Cultural Differences

by Laurel Avery

Trying to have a relationship with someone from another country can be more than a little challenging. Communication between the sexes has never been smooth and easy, but add to that the fact that you actually speak entirely different languages, and you have the basis for a comedy of errors.

Over lunch the other day with my French boyfriend, my American girlfriend and her French husband, we were discussing how dating in every country is broken into 25 "steps," progressing from the first meeting, to sex and marriage (in whatever order those last two happen). In America, kissing someone comes at step 5. In France it doesn't appear until step 20. So if an American woman visits France and meets a nice guy, she doesn't consider that by giving him a little kiss she has really sped up the dating process to the place where he expects the next thing is to jump into bed together.

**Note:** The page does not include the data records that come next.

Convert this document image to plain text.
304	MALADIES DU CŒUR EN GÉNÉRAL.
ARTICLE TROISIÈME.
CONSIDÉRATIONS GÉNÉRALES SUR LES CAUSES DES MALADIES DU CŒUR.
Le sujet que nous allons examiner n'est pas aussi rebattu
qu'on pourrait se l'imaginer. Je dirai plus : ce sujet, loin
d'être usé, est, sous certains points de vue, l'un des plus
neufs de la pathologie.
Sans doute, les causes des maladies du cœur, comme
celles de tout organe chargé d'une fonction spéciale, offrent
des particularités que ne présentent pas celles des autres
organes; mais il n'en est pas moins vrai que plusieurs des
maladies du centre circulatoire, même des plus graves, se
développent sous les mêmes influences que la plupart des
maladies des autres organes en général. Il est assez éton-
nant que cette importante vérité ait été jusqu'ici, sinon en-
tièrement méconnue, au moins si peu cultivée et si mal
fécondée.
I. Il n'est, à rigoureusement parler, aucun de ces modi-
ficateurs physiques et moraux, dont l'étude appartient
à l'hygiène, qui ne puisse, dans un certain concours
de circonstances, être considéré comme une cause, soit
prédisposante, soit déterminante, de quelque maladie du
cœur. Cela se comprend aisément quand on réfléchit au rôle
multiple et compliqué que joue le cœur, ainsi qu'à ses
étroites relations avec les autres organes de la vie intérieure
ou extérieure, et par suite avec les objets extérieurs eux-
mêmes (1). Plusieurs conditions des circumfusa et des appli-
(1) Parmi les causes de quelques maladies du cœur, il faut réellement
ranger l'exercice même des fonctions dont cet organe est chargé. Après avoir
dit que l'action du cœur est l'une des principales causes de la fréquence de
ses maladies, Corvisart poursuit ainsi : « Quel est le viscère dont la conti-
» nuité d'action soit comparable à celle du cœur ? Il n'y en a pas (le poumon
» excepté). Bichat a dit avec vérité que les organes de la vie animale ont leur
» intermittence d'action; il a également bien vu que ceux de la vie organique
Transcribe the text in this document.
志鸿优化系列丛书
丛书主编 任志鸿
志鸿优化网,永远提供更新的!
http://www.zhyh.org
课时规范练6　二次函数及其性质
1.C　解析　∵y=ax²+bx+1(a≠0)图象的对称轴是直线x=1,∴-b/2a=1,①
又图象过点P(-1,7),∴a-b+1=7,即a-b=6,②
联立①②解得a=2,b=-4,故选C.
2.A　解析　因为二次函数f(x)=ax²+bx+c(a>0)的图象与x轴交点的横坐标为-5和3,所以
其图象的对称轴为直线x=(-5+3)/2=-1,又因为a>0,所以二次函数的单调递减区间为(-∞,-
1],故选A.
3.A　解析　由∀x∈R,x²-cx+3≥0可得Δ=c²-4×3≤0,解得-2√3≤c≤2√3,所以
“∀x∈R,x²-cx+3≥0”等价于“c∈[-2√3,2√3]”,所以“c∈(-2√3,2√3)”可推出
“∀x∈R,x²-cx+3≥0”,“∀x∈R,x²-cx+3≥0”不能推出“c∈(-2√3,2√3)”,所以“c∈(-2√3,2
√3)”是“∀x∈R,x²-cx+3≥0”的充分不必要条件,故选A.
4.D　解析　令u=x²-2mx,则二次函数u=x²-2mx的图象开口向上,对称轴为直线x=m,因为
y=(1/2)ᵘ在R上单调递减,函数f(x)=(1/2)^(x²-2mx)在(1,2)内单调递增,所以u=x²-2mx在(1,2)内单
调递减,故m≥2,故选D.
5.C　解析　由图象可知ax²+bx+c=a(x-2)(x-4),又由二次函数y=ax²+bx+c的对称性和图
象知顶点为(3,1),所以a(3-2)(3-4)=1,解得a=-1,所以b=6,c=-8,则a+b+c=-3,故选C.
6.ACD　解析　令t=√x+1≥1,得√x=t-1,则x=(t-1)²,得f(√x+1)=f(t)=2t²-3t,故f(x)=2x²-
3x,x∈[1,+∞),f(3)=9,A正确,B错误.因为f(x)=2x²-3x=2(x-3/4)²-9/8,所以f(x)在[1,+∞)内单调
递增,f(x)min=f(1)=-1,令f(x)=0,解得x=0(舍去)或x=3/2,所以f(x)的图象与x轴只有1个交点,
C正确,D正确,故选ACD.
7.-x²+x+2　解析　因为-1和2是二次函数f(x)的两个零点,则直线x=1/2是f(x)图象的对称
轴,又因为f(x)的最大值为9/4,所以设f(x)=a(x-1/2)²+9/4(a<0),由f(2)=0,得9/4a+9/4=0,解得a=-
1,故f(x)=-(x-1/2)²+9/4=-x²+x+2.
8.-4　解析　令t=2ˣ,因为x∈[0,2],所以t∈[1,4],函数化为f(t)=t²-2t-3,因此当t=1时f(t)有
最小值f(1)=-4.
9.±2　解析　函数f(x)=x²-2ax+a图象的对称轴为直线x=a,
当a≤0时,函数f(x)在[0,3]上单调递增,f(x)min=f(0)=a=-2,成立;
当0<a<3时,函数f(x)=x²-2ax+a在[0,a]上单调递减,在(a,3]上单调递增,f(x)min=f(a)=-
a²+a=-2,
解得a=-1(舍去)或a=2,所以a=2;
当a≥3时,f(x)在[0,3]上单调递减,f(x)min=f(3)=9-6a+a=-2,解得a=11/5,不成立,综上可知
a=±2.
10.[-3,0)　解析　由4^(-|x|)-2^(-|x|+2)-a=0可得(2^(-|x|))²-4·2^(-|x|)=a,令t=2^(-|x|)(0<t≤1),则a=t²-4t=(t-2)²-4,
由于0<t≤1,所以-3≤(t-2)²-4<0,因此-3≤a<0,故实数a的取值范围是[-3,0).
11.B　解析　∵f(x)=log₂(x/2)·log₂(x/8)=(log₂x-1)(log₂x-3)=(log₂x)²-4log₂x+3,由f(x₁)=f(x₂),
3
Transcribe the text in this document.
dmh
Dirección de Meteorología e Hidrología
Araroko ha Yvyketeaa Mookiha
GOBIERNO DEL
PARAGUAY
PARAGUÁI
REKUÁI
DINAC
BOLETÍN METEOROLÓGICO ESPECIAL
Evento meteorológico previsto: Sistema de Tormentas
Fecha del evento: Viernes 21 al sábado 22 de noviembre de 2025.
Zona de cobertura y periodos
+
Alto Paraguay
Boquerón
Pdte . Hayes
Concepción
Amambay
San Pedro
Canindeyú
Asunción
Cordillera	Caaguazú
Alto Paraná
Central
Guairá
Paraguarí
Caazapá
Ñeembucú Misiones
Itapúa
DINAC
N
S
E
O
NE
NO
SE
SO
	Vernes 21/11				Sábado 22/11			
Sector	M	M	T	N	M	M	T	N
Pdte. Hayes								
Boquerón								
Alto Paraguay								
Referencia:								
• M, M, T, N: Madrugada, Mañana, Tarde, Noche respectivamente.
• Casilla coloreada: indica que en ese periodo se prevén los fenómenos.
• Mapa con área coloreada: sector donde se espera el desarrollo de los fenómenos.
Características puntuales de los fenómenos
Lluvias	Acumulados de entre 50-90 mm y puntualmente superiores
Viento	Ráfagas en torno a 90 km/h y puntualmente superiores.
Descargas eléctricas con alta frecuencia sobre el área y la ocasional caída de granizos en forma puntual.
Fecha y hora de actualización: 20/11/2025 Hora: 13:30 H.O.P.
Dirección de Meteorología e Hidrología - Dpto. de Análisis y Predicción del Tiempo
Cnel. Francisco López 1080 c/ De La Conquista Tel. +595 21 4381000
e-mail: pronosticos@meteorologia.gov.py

Therefore, American women are often mistaken for being "easy" and French men are thought to be rude to expect sex after something as harmless, by American standards, as a kiss. In French culture kissing a lover is something one does when one has become more intimate with them. They were not raised with the kissing games that we were used to in America. What adolescent in the U.S. has not played "spin the bottle" at one time or another?

Cultural differences also come into play in the simplest things, like going to a restaurant. My boyfriend and I had ordered our meal, and shortly thereafter the wine arrived. The waiter uncorked it and set the bottle on the table. It sat there for a minute or so, then I reached over and poured a glass for both of us. A horrified look came over his face, and he informed me that, in France, women never pour their own beverages. The men are expected to do this, as it is considered rude for a woman to pour her own. This created some amusement a couple of weeks later when, at a dinner with another couple, I had to resort to strongly suggestive glances between the wine bottle and my empty glass before our host realized he was amiss in his pouring duties (for which he apologized profusely).

Another thing that can sometimes create discord is the French tendency to be quite honest about what they think. If any American woman asked her American boyfriend, "Do you think I look fat?" and he answered "Yes," there would be one more man out there singing soprano. In France, a man does not hesitate to tell you that he thinks you should gain/lose weight, change your hair style, clothes, or cooking style. It takes some adjustment to get used to this, but in the end, it's nice to know that when he compliments you on something, he really means it and is not just trying to get you into bed (which they do in other ways!).

The little cultural differences can be worked out, as long as both people are willing to make an effort to communicate. The hardest part is to remember not to make any assumptions about how the other person is supposed to behave or react, which is really valid in any relationship, even between people from the same culture.